HYSCORE spectra of HGGGW with (b) and without (a) ¹⁵N-substitution at the third glycine amide. Peaks assigned to imidizole nuclear quadrupolar (NQI) and double quantum (DQ) transitions are correlated in the spectra and remain so after substitution of ¹⁵N. In spectrum b, the glycine NQI and DQ features are lost and replaced by peaks at 0.47 and 2.43 MHz corresponding to a dipolar coupling to the metal center. Panel c shows the spectra consistent with weakly coupled protons. Parameters for data acquisition were as follows: temperature, 4.2 K; π/2 pulse widths, 20 ns; repetition rate, 53 Hz; τ, 160 ns; T increment, 40 ns; 40 averages per point.
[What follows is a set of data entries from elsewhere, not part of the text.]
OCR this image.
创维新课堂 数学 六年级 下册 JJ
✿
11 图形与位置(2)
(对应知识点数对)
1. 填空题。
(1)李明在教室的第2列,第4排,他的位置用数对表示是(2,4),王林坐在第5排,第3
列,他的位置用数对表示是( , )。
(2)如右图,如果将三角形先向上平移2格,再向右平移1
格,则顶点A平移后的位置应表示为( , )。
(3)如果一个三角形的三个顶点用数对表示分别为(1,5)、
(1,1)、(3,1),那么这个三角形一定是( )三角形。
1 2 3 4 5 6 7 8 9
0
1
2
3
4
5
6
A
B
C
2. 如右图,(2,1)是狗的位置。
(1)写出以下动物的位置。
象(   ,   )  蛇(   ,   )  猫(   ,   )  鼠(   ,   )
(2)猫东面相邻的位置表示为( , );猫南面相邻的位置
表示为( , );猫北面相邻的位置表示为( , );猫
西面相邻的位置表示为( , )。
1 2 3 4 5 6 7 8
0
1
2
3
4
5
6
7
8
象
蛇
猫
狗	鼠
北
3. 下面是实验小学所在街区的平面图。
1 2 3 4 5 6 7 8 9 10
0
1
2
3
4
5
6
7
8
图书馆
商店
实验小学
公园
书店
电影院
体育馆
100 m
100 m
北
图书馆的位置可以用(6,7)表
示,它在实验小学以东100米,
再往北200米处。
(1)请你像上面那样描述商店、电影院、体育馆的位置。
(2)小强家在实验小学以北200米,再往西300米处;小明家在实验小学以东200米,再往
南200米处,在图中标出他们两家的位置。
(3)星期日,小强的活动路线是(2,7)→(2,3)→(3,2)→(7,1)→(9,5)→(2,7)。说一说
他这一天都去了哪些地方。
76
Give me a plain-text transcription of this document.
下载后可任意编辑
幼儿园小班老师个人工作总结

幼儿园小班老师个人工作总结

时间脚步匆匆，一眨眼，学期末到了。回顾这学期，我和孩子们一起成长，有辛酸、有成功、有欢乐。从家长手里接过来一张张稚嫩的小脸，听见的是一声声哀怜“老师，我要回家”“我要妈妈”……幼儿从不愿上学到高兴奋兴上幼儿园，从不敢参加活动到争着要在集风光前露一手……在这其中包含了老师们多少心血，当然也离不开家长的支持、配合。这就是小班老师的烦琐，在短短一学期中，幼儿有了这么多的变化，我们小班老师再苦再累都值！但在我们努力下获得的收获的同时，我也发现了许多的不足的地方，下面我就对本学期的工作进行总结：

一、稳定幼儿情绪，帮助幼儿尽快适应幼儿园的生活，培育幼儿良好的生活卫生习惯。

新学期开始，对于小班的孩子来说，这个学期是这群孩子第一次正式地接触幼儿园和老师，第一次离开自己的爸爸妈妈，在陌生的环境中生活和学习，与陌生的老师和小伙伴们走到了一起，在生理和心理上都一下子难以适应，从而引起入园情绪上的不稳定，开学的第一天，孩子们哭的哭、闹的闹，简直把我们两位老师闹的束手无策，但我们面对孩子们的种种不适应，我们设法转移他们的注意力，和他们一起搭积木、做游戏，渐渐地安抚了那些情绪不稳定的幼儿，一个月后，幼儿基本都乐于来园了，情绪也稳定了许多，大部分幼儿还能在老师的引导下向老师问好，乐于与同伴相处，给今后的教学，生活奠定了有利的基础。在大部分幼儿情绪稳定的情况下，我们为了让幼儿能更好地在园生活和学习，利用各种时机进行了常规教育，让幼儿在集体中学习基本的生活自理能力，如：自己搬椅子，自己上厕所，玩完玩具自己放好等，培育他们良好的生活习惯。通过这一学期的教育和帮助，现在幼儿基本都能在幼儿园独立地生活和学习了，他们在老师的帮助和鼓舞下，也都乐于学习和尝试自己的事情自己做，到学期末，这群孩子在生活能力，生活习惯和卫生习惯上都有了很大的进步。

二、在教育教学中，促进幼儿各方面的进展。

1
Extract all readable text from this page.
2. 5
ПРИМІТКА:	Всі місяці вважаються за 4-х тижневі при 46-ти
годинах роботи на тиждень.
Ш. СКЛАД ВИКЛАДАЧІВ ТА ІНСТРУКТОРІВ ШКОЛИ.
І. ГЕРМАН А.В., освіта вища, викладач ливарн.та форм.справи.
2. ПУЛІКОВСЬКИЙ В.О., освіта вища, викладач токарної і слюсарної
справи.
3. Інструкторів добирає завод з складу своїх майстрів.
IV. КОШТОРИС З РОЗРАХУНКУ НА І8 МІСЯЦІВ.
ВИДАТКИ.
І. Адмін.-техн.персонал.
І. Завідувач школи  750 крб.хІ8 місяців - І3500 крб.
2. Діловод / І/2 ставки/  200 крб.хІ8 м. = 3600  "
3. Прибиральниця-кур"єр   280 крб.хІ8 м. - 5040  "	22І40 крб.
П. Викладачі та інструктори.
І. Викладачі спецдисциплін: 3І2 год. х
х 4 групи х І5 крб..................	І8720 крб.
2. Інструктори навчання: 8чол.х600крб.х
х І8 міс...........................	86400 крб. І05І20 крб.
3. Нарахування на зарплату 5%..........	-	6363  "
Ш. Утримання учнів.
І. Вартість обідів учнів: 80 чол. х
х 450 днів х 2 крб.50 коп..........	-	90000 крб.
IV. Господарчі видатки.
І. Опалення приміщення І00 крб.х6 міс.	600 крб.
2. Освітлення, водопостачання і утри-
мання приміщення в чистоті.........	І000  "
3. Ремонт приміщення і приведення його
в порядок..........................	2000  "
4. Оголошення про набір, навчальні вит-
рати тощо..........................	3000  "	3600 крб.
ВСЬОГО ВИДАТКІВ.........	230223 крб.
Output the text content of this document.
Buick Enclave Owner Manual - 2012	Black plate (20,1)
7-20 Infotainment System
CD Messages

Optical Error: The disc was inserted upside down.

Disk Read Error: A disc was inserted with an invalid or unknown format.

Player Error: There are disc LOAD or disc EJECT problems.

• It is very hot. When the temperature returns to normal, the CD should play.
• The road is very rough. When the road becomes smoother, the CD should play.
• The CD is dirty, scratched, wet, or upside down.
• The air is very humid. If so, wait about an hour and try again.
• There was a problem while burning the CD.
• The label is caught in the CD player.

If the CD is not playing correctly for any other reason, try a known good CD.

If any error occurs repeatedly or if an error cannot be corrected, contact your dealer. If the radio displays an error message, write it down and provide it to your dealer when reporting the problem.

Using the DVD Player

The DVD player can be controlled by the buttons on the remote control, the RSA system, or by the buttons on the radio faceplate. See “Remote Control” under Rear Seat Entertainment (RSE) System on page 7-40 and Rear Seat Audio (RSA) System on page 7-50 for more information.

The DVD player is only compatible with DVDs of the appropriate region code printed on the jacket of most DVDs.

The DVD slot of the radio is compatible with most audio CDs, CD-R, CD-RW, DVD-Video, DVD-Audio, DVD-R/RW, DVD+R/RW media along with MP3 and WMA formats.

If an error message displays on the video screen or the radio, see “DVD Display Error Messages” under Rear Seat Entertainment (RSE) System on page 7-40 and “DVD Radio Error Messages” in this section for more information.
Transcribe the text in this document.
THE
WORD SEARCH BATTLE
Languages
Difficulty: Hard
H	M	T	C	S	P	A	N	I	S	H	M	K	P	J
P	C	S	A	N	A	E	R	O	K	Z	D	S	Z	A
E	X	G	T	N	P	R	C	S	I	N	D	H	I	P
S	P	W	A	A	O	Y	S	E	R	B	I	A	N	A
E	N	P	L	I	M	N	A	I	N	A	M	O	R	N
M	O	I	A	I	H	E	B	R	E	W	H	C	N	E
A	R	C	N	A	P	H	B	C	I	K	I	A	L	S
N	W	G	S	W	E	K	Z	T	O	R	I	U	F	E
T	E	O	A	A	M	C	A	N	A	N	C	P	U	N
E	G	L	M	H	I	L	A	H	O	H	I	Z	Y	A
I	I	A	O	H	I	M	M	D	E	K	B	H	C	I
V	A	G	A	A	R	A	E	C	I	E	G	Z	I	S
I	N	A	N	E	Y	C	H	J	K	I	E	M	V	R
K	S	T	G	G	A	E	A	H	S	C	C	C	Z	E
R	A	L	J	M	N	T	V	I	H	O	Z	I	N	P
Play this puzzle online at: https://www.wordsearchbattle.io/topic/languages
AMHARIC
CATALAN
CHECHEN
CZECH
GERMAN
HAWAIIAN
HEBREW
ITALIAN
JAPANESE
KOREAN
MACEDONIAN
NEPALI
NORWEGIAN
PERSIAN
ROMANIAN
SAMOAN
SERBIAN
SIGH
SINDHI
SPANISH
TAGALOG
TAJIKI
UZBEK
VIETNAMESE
Initial t_1,2 = 40 ns, t_1,2 step = 40 ns.

Figure 6

Working hypotheses for how the prion protein functions to transport Cu²⁺ through endocytosis and how the octarepeat domain participates in the formation of pathogenic PrP^Sc. (a) At extracellular pH, each octarepeat binds a single Cu²⁺. Within the endosome at pH ≈ 6.0, protonation of the amides competes with Cu²⁺ coordination, thereby lowering the affinity for the metal ion. There is no current information as to how PrP binds remaining Cu²⁺ at low pH; however, some experimental evidence points to multiple His coordination (see Discussion). (b) The glutamines in each octarepeat do not participate in Cu²⁺ coordination yet are highly conserved in mammalian prions. Copper orders the octarepeat domain at pH 7.4 bringing the glutamines into close proximity to one another. The Gln side chains facilitate intermolecular recognition between neighboring, membrane-bound PrPs. This noncovalent cross-linking may be a molecular signal that stimulates endocytosis or transmembrane signaling. When accompanied by rare events leading to partial unfolding of the globular domain, the cross-linked species allows for recognition between PrPs in the adjacent region PrP(90–120), thereby facilitating formation of PrP^Sc.